"Why, whatever is the matter?" asked Uncle Wiggily, as he went up to his
friend, the duck-drake gentleman. "Have you stepped on a tack, too?"
"No, it isn't that," was the answer. "But I am so sick that I don't know
what to do, and I'm far from my home, and from my friends, the
Wibblewobble family, and, oh, dear! it's just awful."
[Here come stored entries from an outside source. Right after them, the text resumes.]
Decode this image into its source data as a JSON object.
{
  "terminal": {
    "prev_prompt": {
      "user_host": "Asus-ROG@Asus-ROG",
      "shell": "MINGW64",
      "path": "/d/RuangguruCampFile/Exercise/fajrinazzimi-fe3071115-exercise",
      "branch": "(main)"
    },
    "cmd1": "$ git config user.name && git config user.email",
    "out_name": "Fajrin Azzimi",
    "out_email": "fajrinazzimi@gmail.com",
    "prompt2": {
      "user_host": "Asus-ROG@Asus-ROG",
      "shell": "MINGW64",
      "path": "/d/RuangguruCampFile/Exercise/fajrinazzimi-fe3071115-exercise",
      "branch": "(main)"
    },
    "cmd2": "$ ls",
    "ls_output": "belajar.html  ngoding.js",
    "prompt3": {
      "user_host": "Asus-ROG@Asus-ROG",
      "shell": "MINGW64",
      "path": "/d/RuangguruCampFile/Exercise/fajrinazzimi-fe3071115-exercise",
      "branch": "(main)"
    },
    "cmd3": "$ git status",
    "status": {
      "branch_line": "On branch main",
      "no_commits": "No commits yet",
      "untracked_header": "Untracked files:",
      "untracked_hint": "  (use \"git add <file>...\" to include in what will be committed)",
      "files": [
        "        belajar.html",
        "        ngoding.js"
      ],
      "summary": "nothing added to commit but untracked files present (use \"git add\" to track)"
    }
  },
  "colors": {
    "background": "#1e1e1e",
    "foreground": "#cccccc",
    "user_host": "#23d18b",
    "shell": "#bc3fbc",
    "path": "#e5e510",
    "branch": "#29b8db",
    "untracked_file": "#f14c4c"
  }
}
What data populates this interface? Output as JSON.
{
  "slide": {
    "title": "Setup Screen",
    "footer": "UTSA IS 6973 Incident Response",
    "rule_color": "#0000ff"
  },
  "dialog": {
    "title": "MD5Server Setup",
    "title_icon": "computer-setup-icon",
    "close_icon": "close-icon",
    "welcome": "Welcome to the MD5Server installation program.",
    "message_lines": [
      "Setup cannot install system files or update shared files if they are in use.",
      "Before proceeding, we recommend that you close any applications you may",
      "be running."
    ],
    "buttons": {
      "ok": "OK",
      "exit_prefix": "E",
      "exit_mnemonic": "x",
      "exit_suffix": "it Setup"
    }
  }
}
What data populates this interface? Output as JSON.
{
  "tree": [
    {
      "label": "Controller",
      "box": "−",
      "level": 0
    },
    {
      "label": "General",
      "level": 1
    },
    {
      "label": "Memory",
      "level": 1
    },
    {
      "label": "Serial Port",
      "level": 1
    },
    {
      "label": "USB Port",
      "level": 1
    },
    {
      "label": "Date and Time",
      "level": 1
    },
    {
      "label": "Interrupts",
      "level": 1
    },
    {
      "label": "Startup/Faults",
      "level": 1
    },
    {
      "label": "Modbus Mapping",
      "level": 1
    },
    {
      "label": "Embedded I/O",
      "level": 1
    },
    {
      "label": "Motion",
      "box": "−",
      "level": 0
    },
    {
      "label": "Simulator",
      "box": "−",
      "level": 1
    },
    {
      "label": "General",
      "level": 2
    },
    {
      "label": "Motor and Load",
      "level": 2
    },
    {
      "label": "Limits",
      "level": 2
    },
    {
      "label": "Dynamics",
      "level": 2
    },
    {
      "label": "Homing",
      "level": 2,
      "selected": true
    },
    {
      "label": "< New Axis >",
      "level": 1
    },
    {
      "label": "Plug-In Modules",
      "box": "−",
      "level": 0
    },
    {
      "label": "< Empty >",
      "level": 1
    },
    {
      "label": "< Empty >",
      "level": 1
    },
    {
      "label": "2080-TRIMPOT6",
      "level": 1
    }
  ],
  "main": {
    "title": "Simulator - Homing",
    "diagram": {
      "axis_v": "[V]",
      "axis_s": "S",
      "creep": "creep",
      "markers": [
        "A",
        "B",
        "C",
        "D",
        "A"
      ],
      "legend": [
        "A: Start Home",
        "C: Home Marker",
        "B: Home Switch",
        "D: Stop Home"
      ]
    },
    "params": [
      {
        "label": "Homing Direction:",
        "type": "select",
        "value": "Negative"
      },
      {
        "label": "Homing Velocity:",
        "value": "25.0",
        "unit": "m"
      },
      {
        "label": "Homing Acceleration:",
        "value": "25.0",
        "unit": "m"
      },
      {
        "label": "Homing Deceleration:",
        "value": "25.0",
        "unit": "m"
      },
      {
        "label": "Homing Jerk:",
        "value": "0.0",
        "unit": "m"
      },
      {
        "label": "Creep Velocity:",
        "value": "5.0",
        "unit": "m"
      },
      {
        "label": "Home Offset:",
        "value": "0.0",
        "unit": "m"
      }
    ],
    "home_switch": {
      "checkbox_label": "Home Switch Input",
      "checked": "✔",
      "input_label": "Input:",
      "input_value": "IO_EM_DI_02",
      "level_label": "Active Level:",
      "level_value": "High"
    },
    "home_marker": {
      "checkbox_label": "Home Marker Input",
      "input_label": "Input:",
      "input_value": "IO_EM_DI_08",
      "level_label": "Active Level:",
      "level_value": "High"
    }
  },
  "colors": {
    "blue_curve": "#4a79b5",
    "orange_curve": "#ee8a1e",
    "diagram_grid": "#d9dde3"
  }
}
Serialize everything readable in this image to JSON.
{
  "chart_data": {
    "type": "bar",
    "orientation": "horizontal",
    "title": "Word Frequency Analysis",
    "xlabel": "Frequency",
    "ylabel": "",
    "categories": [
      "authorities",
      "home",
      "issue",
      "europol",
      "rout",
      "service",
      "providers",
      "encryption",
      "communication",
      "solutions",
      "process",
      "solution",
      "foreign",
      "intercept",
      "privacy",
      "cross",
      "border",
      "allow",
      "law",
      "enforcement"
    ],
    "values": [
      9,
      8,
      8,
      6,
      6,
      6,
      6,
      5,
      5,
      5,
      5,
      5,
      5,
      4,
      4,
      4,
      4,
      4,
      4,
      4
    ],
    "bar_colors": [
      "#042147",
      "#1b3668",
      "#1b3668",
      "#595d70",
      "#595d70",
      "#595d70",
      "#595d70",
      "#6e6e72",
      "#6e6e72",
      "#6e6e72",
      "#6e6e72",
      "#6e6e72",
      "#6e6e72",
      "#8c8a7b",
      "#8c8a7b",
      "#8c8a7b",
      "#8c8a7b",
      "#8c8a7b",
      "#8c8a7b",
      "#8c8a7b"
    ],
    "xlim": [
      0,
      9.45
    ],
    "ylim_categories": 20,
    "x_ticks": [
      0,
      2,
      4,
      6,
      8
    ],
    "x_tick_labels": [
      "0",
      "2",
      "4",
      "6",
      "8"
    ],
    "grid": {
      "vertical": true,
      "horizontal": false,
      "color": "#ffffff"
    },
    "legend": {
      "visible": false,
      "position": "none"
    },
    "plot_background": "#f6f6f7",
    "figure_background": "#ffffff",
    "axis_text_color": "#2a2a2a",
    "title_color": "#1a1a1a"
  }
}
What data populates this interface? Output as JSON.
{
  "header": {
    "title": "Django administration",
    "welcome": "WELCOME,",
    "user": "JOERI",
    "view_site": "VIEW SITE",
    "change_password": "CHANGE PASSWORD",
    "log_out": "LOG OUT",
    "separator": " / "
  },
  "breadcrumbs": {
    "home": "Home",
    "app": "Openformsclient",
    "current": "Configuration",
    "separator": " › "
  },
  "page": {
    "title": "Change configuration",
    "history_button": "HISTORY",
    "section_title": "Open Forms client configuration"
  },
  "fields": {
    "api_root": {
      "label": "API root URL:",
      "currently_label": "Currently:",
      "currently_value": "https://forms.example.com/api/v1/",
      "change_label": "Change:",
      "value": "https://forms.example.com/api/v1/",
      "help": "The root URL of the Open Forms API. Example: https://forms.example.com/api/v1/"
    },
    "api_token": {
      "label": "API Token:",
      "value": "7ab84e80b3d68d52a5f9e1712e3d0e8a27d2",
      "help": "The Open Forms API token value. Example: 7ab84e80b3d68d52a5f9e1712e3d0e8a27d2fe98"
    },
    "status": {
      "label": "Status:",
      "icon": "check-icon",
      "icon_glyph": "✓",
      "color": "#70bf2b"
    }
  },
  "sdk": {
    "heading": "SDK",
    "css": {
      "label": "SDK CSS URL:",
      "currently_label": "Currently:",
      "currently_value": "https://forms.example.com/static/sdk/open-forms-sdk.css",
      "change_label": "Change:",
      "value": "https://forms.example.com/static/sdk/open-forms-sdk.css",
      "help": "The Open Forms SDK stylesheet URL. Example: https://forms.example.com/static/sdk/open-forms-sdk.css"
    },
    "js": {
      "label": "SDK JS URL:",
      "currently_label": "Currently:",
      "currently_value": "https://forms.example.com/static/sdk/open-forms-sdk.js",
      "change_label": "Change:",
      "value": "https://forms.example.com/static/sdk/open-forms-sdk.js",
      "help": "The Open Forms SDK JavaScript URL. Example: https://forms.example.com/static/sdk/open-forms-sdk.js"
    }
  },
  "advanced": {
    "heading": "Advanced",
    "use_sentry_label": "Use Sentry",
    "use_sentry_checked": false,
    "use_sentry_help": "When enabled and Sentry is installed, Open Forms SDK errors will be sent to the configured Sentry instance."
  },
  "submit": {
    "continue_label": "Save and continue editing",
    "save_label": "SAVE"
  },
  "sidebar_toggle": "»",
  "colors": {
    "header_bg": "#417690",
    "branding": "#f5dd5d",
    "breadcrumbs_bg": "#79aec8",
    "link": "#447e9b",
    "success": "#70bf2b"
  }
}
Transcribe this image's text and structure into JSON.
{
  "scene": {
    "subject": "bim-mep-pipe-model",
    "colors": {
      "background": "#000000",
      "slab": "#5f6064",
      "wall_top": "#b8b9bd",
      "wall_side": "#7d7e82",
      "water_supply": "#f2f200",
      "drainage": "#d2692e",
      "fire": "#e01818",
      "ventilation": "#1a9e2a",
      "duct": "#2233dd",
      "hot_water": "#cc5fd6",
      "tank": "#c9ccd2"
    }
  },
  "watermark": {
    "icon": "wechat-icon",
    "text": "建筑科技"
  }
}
"Let me look at your tongue," said the rabbit, and when Grandfather Goosey
Gander stuck it out, Uncle Wiggily said:
"Why, you have the epizootic very bad. Very bad, indeed! But perhaps I can
cure you. Let me see, I think you need some bread and butter, and a cup of
catnip tea. I'll make you some."
So Uncle Wiggily made a little fire of sticks, and then he found an empty
tin tomato can, and he boiled some water in it over the fire, and made the
catnip tea. Then he gave some to Grandfather Goosey Gander, together with
some bread and butter.
"Well, I feel a little better," said the old gentleman duck-drake, when he
had eaten, "but I am not well yet. It seems to me that if I could have
some cherry pie I would feel better."
"Perhaps you would," agreed Uncle Wiggily, "but, though I know how to make
nice cherry pie, and though I made some for the hedgehog, I don't see any
cherry trees around here, so I can't make you one. There are no cherry
trees."
"Yes, there is one over there," said the duck-drake, and he waved one foot
toward it, while he quacked real faint and sorrowful-like.